If you have a related question, please click the "Ask a related question" button in the top right corner. The newly created question will be automatically linked to this question.

Flops of C66x

Other Parts Discussed in Thread: TMS320C6678

Hi all

I am reading from http://www.ti.com/lit/ds/sprs691b/sprs691b.pdf 

This document says the 1.25G c66x dsp got 20GFlops , this is amazing

and I dont understand of the Flops caculate , in page 12 it say

In addition,
the C66x core integrates floating point capability and the per core raw computational performance is an
industry-leading 32 MACS/cycle and 16 flops/cycle.

 

What does this 16Flops/cycle mean ?

Do you have the 16 pipeline  ? or do this means 16 ALU or something ?

Thanks and regards

  • Hi all

    I get somthing from http://www.ti.com/lit/ug/sprugh7/sprugh7.pdf on page 30-31

    As the talbe 1-1 show , do you mean the 16 is SIMD instruction of 4x4 data multiply ?

     

     

  • Xiongwei,

    It's using a 1 SIMD instruction on the two .M units that do 4 floating point operations per cycle, 1 SIMD instruction on two .L units that do 2 floating point operations per cycle and 1 SIMD instruction on the two .S units that does 2 floating point operations per cycle.  Giving a total of 16 Flops.

    Best Regards,

    Chad

  • xiongwei huang said:
    What does this 16Flops/cycle mean ?

    To be honest, you will not get a lot of benefit from trying to dissect the details of the bold device capability statements. Even the speed of any single instruction does not explain how your application will perform on the TMS320C6678. Your application will benefit from the Multicore Navigator, the high-speed DDR3 interconnect, the EDMA3 modules, the shared MSM RAM, and the instruction set features.

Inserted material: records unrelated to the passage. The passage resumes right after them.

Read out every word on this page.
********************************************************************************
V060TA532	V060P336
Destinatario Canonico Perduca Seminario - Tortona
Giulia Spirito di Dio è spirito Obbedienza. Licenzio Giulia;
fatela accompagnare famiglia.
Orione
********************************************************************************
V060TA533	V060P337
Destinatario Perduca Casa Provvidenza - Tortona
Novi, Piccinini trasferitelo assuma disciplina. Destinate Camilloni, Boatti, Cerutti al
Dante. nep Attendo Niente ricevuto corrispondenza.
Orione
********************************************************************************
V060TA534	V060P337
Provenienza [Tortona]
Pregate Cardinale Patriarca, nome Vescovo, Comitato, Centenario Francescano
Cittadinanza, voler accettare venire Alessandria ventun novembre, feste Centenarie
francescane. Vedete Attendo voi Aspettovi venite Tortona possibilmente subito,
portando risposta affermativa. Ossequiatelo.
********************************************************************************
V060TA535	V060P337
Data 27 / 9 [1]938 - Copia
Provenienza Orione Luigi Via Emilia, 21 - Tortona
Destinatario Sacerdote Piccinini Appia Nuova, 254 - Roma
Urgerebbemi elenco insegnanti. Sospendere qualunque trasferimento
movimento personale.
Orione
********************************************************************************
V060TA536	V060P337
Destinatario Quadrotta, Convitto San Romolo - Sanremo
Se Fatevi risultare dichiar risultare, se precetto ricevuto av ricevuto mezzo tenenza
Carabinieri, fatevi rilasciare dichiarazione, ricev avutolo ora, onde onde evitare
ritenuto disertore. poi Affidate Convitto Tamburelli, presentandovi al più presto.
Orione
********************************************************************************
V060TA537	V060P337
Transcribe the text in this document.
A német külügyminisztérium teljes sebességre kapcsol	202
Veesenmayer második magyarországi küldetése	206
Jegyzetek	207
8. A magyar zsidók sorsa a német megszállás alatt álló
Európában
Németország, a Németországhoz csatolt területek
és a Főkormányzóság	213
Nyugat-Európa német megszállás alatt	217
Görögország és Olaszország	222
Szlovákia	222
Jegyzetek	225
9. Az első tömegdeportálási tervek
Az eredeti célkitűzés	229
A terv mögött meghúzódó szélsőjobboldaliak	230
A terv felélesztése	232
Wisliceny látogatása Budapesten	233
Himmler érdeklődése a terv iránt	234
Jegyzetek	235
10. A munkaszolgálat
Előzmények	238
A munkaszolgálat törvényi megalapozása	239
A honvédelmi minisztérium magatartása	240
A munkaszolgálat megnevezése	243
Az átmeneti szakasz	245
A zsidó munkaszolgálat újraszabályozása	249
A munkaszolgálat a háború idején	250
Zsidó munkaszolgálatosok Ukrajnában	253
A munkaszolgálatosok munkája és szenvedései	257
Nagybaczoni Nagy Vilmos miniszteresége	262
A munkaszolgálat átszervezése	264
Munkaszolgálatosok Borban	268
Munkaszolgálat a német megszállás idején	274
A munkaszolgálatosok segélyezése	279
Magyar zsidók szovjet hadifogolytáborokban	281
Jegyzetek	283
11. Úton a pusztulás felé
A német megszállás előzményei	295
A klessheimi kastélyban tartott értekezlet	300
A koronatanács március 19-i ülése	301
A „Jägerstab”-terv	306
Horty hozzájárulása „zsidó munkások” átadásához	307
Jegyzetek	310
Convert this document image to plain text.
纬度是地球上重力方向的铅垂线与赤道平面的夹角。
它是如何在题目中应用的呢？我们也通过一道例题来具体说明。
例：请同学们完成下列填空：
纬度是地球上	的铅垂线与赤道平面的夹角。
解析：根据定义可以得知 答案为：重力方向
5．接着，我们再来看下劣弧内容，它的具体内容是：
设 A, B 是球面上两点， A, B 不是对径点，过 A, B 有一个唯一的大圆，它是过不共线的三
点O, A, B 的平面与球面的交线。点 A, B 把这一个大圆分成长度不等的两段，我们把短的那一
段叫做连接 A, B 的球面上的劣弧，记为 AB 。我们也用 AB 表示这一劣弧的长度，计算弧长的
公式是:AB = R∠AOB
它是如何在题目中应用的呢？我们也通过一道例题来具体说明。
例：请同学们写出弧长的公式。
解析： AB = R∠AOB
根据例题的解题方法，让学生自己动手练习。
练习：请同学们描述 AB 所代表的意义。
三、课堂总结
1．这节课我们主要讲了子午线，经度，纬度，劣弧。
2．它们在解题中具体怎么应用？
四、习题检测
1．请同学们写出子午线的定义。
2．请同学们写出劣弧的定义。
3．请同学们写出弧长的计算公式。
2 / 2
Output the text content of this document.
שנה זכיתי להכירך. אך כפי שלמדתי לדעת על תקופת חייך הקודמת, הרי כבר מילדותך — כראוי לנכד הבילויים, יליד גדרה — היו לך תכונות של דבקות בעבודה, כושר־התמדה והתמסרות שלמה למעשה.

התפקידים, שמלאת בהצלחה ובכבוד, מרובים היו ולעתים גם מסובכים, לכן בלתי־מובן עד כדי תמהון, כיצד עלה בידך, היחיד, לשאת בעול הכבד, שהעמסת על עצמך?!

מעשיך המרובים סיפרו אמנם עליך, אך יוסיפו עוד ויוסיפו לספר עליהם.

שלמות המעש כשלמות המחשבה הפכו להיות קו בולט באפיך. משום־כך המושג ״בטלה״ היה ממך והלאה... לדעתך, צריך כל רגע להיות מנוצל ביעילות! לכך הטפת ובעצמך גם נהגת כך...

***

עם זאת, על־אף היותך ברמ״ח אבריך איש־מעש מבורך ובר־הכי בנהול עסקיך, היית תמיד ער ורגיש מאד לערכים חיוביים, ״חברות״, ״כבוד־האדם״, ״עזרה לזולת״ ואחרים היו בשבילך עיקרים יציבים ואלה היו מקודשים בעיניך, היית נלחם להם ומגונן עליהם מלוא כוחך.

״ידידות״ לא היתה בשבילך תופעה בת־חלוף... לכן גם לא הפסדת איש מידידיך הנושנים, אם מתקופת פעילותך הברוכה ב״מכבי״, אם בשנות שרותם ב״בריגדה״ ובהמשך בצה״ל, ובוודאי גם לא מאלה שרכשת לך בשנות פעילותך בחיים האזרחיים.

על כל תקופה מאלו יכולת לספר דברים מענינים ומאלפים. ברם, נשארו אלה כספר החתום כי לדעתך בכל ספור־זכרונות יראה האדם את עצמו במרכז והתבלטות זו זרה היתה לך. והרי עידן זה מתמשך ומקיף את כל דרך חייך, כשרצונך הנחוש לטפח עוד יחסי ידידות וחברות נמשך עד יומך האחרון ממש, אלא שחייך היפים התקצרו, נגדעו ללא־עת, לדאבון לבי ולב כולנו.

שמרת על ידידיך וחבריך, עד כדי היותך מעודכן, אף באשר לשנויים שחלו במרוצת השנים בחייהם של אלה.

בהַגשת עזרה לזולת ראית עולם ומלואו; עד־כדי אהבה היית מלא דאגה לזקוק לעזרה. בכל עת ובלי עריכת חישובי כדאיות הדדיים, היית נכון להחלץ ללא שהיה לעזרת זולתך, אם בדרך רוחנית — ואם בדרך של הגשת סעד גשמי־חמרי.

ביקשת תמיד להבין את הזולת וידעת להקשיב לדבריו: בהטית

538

    But it is natural for an inquisitive engineer to see a specification and to then question it. You may learn some interesting details, and then you will still have to get your application running as fast as possible.

    16FLOPs/cycle means 16 Floating Point Operations per cycle. In this case, there are a variety of instructions that could be running in parallel to achieve this number. The comments below Table 1-1 "Raw Performance Comparison Between the C674x and the C66x" on page 30 of sprugh7 states that the 16 number comes from

    SPRUGH7 Table 1-1 comment said:
    2-way SIMD on .L and .S units (e.g. 8 SP operations for A and B) and 4 SP multiply on one .M unit (e.g 8 SP operations for A and B)

    That may not be the clearest statement or easiest to understand, but this is what it means:

    The 16 FLOPs/cycle number comes from

     2 FLOPs - 2-way SIMD on .L1 (A side) such as DADDSP or DSUBSP
     2 FLOPs - 2-way SIMD on .L2 (B side) such as DADDSP or DSUBSP
     2 FLOPs - 2-way SIMD on .S1 (A side) such as DADDSP or DSUBSP
     2 FLOPs - 2-way SIMD on .S2 (B side) such as DADDSP or DSUBSP
     4 FLOPs - 4-way SIMD on .M1 (A side) such as QMPYSP (or CMPYSP, maybe not 4-way SIMD)
     4 FLOPs - 4-way SIMD on .M2 (B side) such as QMPYSP (or CMPYSP, maybe not 4-way SIMD)
    ========
    16 FLOPs total per cycle per C66x CorePac

    Regards,
    RandyP

     

    If you need more help, please reply back. If this answers the question, please click  Verify Answer  , below.

  • Hello Chad and RandyP

    Really really thanks for your answer .

    Regards

    Xiongwei